Selasa, 29 Desember 2009

Poligami = Tidak Setia

Ada banyak jawaban untuk pertanyaan diatas. Kaum perempuan biasanya menjawab “YA”, sedangkan laki-laki menjawab “TIDAK”. Terlihat bahwa mereka menjawab menurut kecenderungan perasaan serta kepentingan masing-masing.

Setelah saya mengkaji & menelaah beberapa referensi (baik buku maupun keadaan riil); jawaban “TIDAK” adalah dasar sebenarnya. Jika mempunyai istri kedua merupakan ketidaksetiaan suami terhadap istri pertama, tentulah Islam tidak membolehkan poligami. Islam tidak mensyariatkan hal-hal yang melanggar norma-norma kemanusiaan dan akhlak mulia. Padahal setia (al-Wala') merupakan sikap dan akhlak mulia dalam Islam.

Dalam sejarah hidupnya, junjungan kita Rasulullah saw pun berpoligami. Apakah dengan begitu kita menafikan kesetiaan Baginda Nabi padahal dari dirinyalah segala etika dan akhlak dibangun dan menjadi panutan kita? Begitu juga yang dilakukan para sahabat dan tabi’in dalam hal poligami. Apakah kita lantas akan menuduh mereka tidak setia sementara mereka adalah orang-orang terbaik sepanjang abad?

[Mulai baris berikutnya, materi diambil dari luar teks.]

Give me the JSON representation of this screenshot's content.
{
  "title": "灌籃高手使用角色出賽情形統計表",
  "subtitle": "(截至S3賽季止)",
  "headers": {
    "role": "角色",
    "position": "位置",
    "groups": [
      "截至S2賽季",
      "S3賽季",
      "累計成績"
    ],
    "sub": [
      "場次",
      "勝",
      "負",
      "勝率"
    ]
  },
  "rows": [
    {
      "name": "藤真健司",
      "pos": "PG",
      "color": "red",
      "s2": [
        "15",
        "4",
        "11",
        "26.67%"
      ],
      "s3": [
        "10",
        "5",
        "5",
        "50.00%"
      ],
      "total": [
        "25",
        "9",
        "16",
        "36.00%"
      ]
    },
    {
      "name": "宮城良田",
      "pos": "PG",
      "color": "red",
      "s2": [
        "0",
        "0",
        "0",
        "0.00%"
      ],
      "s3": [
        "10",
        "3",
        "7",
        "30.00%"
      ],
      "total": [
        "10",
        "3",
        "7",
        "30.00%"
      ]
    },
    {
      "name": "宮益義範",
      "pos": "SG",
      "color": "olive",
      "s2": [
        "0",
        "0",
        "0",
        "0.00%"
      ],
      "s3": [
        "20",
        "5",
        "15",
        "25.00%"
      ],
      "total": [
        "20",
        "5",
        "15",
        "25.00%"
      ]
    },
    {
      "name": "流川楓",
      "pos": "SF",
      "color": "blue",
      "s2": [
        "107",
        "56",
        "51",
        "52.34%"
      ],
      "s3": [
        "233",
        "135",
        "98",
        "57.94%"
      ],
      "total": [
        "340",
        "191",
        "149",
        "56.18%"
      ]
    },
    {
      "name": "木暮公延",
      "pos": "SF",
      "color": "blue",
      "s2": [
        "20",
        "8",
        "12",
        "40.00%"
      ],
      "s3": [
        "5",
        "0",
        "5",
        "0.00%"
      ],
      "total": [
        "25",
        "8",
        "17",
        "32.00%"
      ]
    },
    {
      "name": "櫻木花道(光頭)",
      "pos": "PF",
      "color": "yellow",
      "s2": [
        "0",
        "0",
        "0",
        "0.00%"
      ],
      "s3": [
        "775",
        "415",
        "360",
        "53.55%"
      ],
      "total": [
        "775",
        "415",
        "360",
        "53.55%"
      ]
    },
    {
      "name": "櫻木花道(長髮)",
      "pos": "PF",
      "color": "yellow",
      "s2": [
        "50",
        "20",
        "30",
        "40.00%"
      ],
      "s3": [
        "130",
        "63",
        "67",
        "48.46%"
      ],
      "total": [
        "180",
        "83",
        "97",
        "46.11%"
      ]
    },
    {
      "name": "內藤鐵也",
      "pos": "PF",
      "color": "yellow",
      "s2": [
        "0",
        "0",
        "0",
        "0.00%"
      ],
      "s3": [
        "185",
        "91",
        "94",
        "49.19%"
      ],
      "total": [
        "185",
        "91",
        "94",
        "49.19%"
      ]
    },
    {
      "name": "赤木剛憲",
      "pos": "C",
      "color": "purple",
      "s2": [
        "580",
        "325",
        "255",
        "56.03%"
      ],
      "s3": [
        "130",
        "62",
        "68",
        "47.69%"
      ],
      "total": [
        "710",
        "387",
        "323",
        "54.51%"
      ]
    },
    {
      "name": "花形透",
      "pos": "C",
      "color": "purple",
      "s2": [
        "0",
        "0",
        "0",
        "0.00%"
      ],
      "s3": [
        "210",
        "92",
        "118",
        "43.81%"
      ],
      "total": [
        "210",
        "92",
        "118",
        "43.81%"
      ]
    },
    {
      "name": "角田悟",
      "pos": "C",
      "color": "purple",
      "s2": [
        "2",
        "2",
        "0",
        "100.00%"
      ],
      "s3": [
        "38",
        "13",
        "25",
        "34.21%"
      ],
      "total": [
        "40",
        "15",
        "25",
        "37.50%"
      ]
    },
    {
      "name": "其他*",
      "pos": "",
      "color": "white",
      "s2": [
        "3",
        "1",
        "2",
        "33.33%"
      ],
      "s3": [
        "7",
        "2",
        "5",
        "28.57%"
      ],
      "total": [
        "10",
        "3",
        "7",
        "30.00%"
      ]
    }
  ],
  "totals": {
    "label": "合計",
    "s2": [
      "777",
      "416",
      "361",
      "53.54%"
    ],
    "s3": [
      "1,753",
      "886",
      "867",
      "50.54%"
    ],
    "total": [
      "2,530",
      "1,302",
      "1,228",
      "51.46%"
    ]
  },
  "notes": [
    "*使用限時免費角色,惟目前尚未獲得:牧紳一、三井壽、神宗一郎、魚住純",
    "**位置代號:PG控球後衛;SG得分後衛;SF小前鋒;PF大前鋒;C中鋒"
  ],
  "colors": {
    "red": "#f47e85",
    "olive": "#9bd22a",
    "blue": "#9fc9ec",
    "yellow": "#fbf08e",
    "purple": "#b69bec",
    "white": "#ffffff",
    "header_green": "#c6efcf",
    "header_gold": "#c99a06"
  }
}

Benar bahwa Ali Bin Abi Thalib kw ketika berniat menikah lagi, maka Rasulullah melarangnya. Namun ini sebenarnya kurang tepat dijadikan argumentasi. Siapapun yang membaca sejarah serta mencermati sebab musabab dibelakang kejadian ini, pasti mengetahui bahwa hal ini tidak ada hubungannya dengan kesetiaan serta poligami.

Rasulullah melarang Ali karena saat itu Ali hendak menikahi anak Abu Jahal. Sabda Rasulullah; “Janganlah engkau satukan putri Rasulullah dengan anak perempuan musuh Allah dalam satu rumah”.

Ada dua pertimbangan penting yang membuat larangan itu muncul, yaitu:
1.Pernikahan ini sebenarnya merupakan tipu muslihat untuk merusak rumah tangga Ali dan Fathimah dengan anak perempuannya Abu Jahal.

2.Diriwayatkan pula bahwa dibalik rencana pernikahan ini terdapat rekayasa yang telah diatur sedemikian rupa oleh sekumpulan wanita untuk menjebak Ali kw.

Jadi, pada dasarnya hal diatas tidak ada kaitannya dengan kesetiaan, melainkan perhitungan serta pertimbangan antara kebaikan dan keburukannya.

Bahkan yang mengejutkan, ternyata salah satu wasiat Fathimah sebelum meninggal kepada suaminya Ali, adalah agar menikahi Umamah ra, putri saudara perempuannya Zainab ra. Ali pun menikahinya tujuh hari setelah meninggalnya Fathimah.

Jawaban “YA” pun bisa jadi benar. Yaitu manakala suami harta pribadi istri atau tempat tinggalnya, sementara istri pertama telah memiliki andil dalam dalam pengadaan tempat tinggal tersebut dan ikut serta mengisinya dengan perabot-perabot rumah tangga dengan hartanya. Akan tetapi bila istri pertama ridha kepada istri kedua untuk tinggal bersamanya itu dibolehkan dan tidak menjadi masalah dalam Islam.

Termasuk sikap tidak setia adalah jika suami pernah berjanji tidak akan menikah lagi namun kemudian ternyata ingkar. Atau seorang perempuan muslimah mengajukan syarat kepada calon suaminya ketika mengkhitbahnya agar tidak dimadu, namun boleh menikah lagi ketika si istrinya sudah meninggal dunia. Hal ini dibolehkan dalam Islam. Dan tentunya, si calon suami harus setia (dalam menepati janji) kepada istrinya tentang hal ini.

Saya sangat kagum dengan Abuya Ashaari Muhammad At-Tamimi dari Malaysia, beliau memiliki istri empat dengan anak sebanyak 34 orang serta cucu sekitar 200-an anak. Kehidupan rumah tangga beliau rukun-rukun saja satu sama lainnya dan saling dukung-mendukung dalam “ta'aawanu 'alal birri wat taqwa”. Beliau & keluarganya; sepantasnya-lah menjadi suri tauladan dalam hal Poligami di zaman ini.